The South African National Biodiversity Institute (SANBI) forms part of the MSBP and have collecting teams based at botanical gardens across the country. Fergy hails from the Pretoria National Botanical Gardens. She will tell you that collecting seeds is not just picking whatever is available – the teams are trained how to distinguish unviable material from high quality seeds, which seeds to collect that can tolerate to be dried and frozen, to collect field data with herbarium specimens of the source plants and how to treat the seeds afterwards. Once she has completed her part, the seeds will be sent to Kirstenbosch Botanical Gardens in Cape Town for processing before being sent to the MSB together with the field data and herbarium specimens.

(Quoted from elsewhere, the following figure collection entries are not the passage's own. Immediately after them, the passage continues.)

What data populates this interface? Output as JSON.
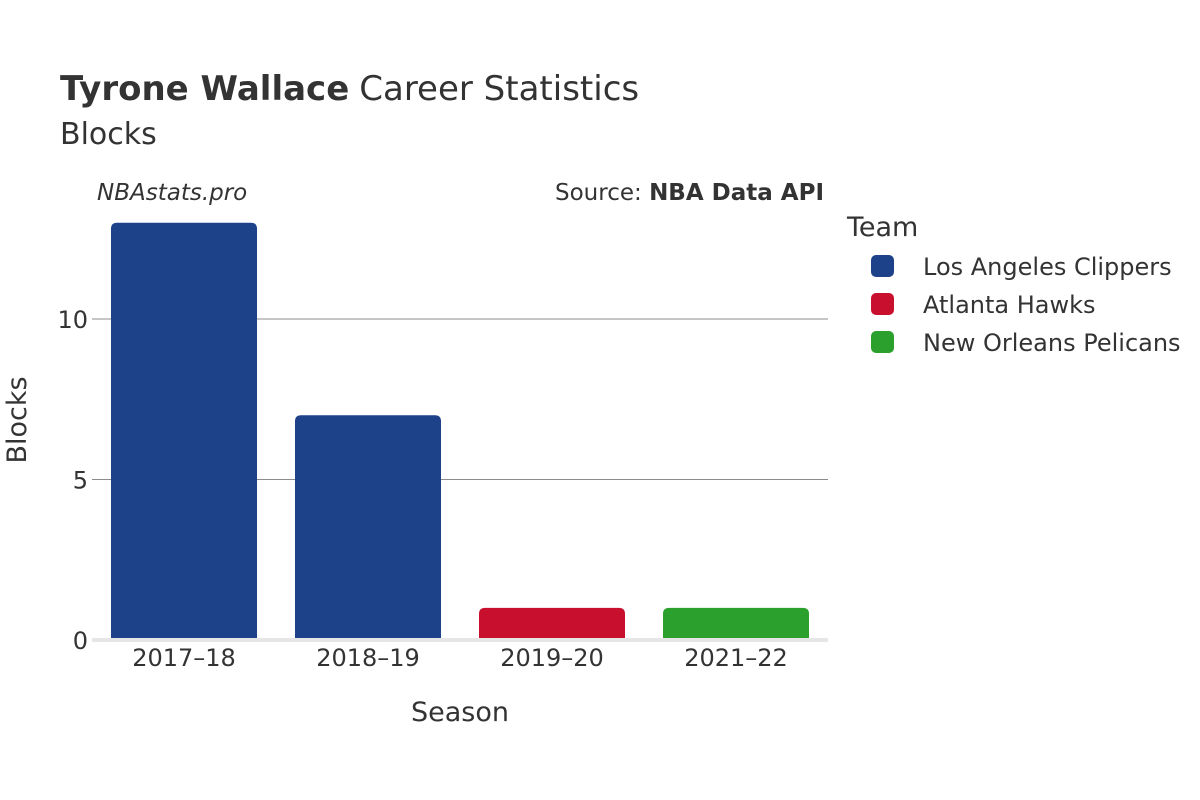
{
  "title": {
    "name": "Tyrone Wallace",
    "rest": "Career Statistics",
    "subtitle": "Blocks"
  },
  "watermark": "NBAstats.pro",
  "source": {
    "prefix": "Source: ",
    "name": "NBA Data API"
  },
  "legend": {
    "title": "Team",
    "placement": "right",
    "items": [
      {
        "label": "Los Angeles Clippers",
        "color": "#1d428a"
      },
      {
        "label": "Atlanta Hawks",
        "color": "#c8102e"
      },
      {
        "label": "New Orleans Pelicans",
        "color": "#2ca02c"
      }
    ]
  },
  "chart_data": {
    "type": "bar",
    "title": "Tyrone Wallace Career Statistics",
    "subtitle": "Blocks",
    "xlabel": "Season",
    "ylabel": "Blocks",
    "categories": [
      "2017–18",
      "2018–19",
      "2019–20",
      "2021–22"
    ],
    "values": [
      13,
      7,
      1,
      1
    ],
    "teams": [
      "Los Angeles Clippers",
      "Los Angeles Clippers",
      "Atlanta Hawks",
      "New Orleans Pelicans"
    ],
    "colors": [
      "#1d428a",
      "#1d428a",
      "#c8102e",
      "#2ca02c"
    ],
    "ylim": [
      0,
      13.7
    ],
    "yticks": [
      0,
      5,
      10
    ],
    "ytick_labels": [
      "0",
      "5",
      "10"
    ],
    "grid": true
  }
}
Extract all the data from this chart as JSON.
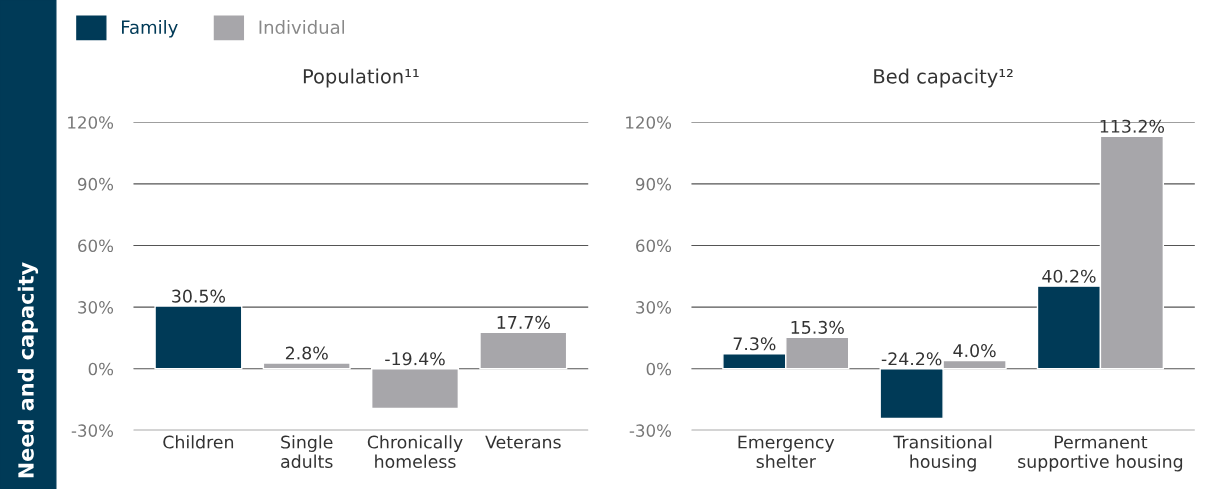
{
  "chart_data": [
    {
      "type": "bar",
      "title": "Population¹¹",
      "categories": [
        "Children",
        "Single\nadults",
        "Chronically\nhomeless",
        "Veterans"
      ],
      "values": [
        30.5,
        2.8,
        -19.4,
        17.7
      ],
      "colors": [
        "#003a57",
        "#a7a6aa",
        "#a7a6aa",
        "#a7a6aa"
      ],
      "value_labels": [
        "30.5%",
        "2.8%",
        "-19.4%",
        "17.7%"
      ],
      "ylim": [
        -30,
        120
      ],
      "yticks": [
        {
          "value": -30,
          "label": "-30%"
        },
        {
          "value": 0,
          "label": "0%"
        },
        {
          "value": 30,
          "label": "30%"
        },
        {
          "value": 60,
          "label": "60%"
        },
        {
          "value": 90,
          "label": "90%"
        },
        {
          "value": 120,
          "label": "120%"
        }
      ],
      "grid": "y",
      "annotations": [
        "Need and capacity"
      ]
    },
    {
      "type": "bar",
      "title": "Bed capacity¹²",
      "categories": [
        "Emergency\nshelter",
        "Transitional\nhousing",
        "Permanent\nsupportive housing"
      ],
      "series": [
        {
          "name": "Family",
          "color": "#003a57",
          "values": [
            7.3,
            -24.2,
            40.2
          ],
          "value_labels": [
            "7.3%",
            "-24.2%",
            "40.2%"
          ]
        },
        {
          "name": "Individual",
          "color": "#a7a6aa",
          "values": [
            15.3,
            4.0,
            113.2
          ],
          "value_labels": [
            "15.3%",
            "4.0%",
            "113.2%"
          ]
        }
      ],
      "ylim": [
        -30,
        120
      ],
      "yticks": [
        {
          "value": -30,
          "label": "-30%"
        },
        {
          "value": 0,
          "label": "0%"
        },
        {
          "value": 30,
          "label": "30%"
        },
        {
          "value": 60,
          "label": "60%"
        },
        {
          "value": 90,
          "label": "90%"
        },
        {
          "value": 120,
          "label": "120%"
        }
      ],
      "grid": "y",
      "legend": "top left"
    }
  ]
}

Seed banks are not a new invention. Humanity has been storing seeds for agricultural purposes for a very long time and the modern seed banks aim to have viable material available for hundreds of years. But you may rightfully ask how long can seeds be stored for? A seed is an embryonic plant encased in a protective layer, which means it is alive. The oldest mature seed that was successfully propagated into a plant was a 2000-year-old Judean date palm. It was recovered from an archaeological dig at Masada in Israel and the tree, which is still alive, has been nicknamed Methusaleh. But that is not the oldest seed material that has been used to grow a plant. That record goes to the species Silene stenophylla (narrow-leafed campion) from Siberia. The seed that was used by Russian scientists to propagate it was immature and Radiocarbon dating confirmed the age to be a whopping 31 800 years (give or take 300 years). The seed material was part of a prehistoric squirrel stash that was discovered in permafrost and apparently the ancient version closely resembles its modern counterpart.